The Guy told us the compressor had shorted out (“short” is a technical term related to the life span of mechanical pieces in my HVAC system), and we’d need a new one. Naturally, he didn’t have a new one, and since it was now Friday evening, we’d have to wait until Monday at the earliest. This wasn’t good. We were sweating more than a casino host who just learned the Bill Bennett would never gamble again.

By now, my boiling point was roughly at the same level as the stifling ambient room temperature in the house, so in my frustration I could no longer form complete sentences.

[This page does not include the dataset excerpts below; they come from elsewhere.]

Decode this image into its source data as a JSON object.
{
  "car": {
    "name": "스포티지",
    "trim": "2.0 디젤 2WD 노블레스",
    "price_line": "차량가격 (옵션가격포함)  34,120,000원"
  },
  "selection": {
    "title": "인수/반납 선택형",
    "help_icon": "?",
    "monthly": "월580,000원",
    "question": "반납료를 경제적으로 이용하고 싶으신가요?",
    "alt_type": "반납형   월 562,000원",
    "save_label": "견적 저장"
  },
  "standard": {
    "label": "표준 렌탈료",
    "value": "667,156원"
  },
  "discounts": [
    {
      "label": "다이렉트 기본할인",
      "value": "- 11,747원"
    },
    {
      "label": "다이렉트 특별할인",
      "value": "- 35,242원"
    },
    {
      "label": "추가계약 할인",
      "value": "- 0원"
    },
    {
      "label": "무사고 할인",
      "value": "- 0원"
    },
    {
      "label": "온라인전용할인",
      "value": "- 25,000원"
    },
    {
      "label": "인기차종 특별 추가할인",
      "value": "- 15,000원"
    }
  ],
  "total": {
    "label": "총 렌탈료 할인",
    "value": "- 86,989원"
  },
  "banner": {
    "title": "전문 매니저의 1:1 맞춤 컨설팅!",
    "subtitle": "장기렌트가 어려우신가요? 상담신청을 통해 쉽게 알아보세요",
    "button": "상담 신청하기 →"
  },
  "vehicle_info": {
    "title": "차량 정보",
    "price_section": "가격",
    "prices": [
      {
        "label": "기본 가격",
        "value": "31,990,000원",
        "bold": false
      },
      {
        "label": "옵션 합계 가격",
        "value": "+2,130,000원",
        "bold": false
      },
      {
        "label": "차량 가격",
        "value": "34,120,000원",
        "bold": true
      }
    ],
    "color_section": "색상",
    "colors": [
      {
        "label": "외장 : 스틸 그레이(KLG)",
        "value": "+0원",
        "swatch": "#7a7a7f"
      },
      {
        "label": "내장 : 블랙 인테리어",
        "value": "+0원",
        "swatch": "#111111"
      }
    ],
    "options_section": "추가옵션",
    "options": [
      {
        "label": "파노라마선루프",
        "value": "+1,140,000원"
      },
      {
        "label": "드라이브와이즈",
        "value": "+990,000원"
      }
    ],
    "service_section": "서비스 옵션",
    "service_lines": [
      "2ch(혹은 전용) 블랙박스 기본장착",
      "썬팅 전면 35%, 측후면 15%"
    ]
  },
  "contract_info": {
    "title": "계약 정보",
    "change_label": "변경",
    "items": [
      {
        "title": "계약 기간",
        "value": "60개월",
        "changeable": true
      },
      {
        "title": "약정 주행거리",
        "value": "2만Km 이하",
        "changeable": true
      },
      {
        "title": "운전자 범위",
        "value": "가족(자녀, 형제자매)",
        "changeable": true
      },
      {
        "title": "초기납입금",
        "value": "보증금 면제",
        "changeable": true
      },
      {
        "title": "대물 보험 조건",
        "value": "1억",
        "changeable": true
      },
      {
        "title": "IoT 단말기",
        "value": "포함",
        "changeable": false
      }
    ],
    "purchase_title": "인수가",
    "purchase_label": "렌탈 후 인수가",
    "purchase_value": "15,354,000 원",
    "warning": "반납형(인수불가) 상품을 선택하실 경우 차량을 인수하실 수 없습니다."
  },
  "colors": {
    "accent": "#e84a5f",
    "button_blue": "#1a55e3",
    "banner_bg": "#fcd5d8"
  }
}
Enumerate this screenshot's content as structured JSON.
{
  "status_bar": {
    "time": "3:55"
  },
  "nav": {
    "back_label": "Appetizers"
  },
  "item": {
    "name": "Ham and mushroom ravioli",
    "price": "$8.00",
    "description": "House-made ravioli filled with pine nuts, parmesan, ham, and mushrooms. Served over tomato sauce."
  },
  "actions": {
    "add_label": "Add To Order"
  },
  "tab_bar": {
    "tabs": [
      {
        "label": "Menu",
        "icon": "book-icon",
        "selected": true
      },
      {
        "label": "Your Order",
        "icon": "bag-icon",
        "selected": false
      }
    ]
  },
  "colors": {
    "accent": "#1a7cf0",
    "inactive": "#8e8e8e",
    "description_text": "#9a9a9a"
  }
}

I was reduced to blurting out mini-phrases along the lines of “unacceptable,” “three thousand dollars,” and “damn hot fix air cool make.”

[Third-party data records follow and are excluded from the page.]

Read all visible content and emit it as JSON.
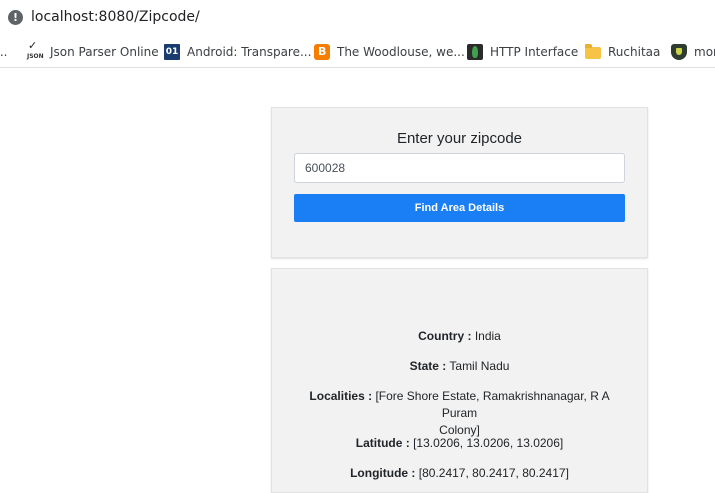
{
  "browser": {
    "url": "localhost:8080/Zipcode/",
    "bookmarks": [
      {
        "label": "...",
        "icon": "truncated-bookmark-icon"
      },
      {
        "label": "Json Parser Online",
        "icon": "json-icon"
      },
      {
        "label": "Android: Transpare...",
        "icon": "android-01-icon"
      },
      {
        "label": "The Woodlouse, we...",
        "icon": "blogger-icon"
      },
      {
        "label": "HTTP Interface",
        "icon": "mongodb-leaf-icon"
      },
      {
        "label": "Ruchitaa",
        "icon": "folder-icon"
      },
      {
        "label": "mor",
        "icon": "shield-icon"
      }
    ]
  },
  "form": {
    "title": "Enter your zipcode",
    "zipcode_value": "600028",
    "button_label": "Find Area Details"
  },
  "result": {
    "country_label": "Country :",
    "country_value": "India",
    "state_label": "State :",
    "state_value": "Tamil Nadu",
    "localities_label": "Localities :",
    "localities_value_line1": "[Fore Shore Estate, Ramakrishnanagar, R A Puram",
    "localities_value_line2": "Colony]",
    "latitude_label": "Latitude :",
    "latitude_value": "[13.0206, 13.0206, 13.0206]",
    "longitude_label": "Longitude :",
    "longitude_value": "[80.2417, 80.2417, 80.2417]"
  },
  "colors": {
    "button": "#1a7ff5",
    "card_background": "#f2f2f2"
  }
}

My wife stepped in to speak in actual English with The Guy, who explained that, while he’d like to alleviate the suffering, there was just nothing he could do. My suggestion of going and getting our old unit back and re-installing it was waved off as the ranting of a lunatic. He said that, when the new compressor was available, they’d replace it at no charge.

He left, and we sat down to dinner, which would now not involve any cooking, since no one wanted to feel any heat from the stove or oven. Thankfully, my salad recipe calls for very little heat, and with some microwaved leftovers, we threw together a meal.

At the same time, we also forged a plan for the weekend. My only real contribution was, “Hotel cool get room cool sleep cool.” But my wife and mother started remembering how, not that long ago, in the days before central air, we used to deal with this problem every summer by taking advantage of cooler public places. Any restaurant with a good ventilation system would do. Men would drop their traditional shopping reluctance, just to be in an air conditioned store for an hour or so. You’d go to the local movie theater not because of the title on the marquee, but because of the sign hanging below, which read, “Air Conditioned For Your Comfort.” Complete with ice dripping off the lettering.

Fortunately, some massive thunderstorms rolled through the next day, and that broke the heat spell, knocking the temperature down about 20 degrees and making it comfortable again. So we got to enjoy the rest of the weekend.

On Monday, we heard from The Guy that he had to special order The Part, and it would be another day or two. The weather has remained ultra-comfortable, so that’s not a problem. But I told him to order some extras, just in case.

After all, Mom will be back in a few months, and we’ll probably need them. You see, I think Mom’s a carrier. And I’m not just saying that to get in a cheap air conditioning brand name pun.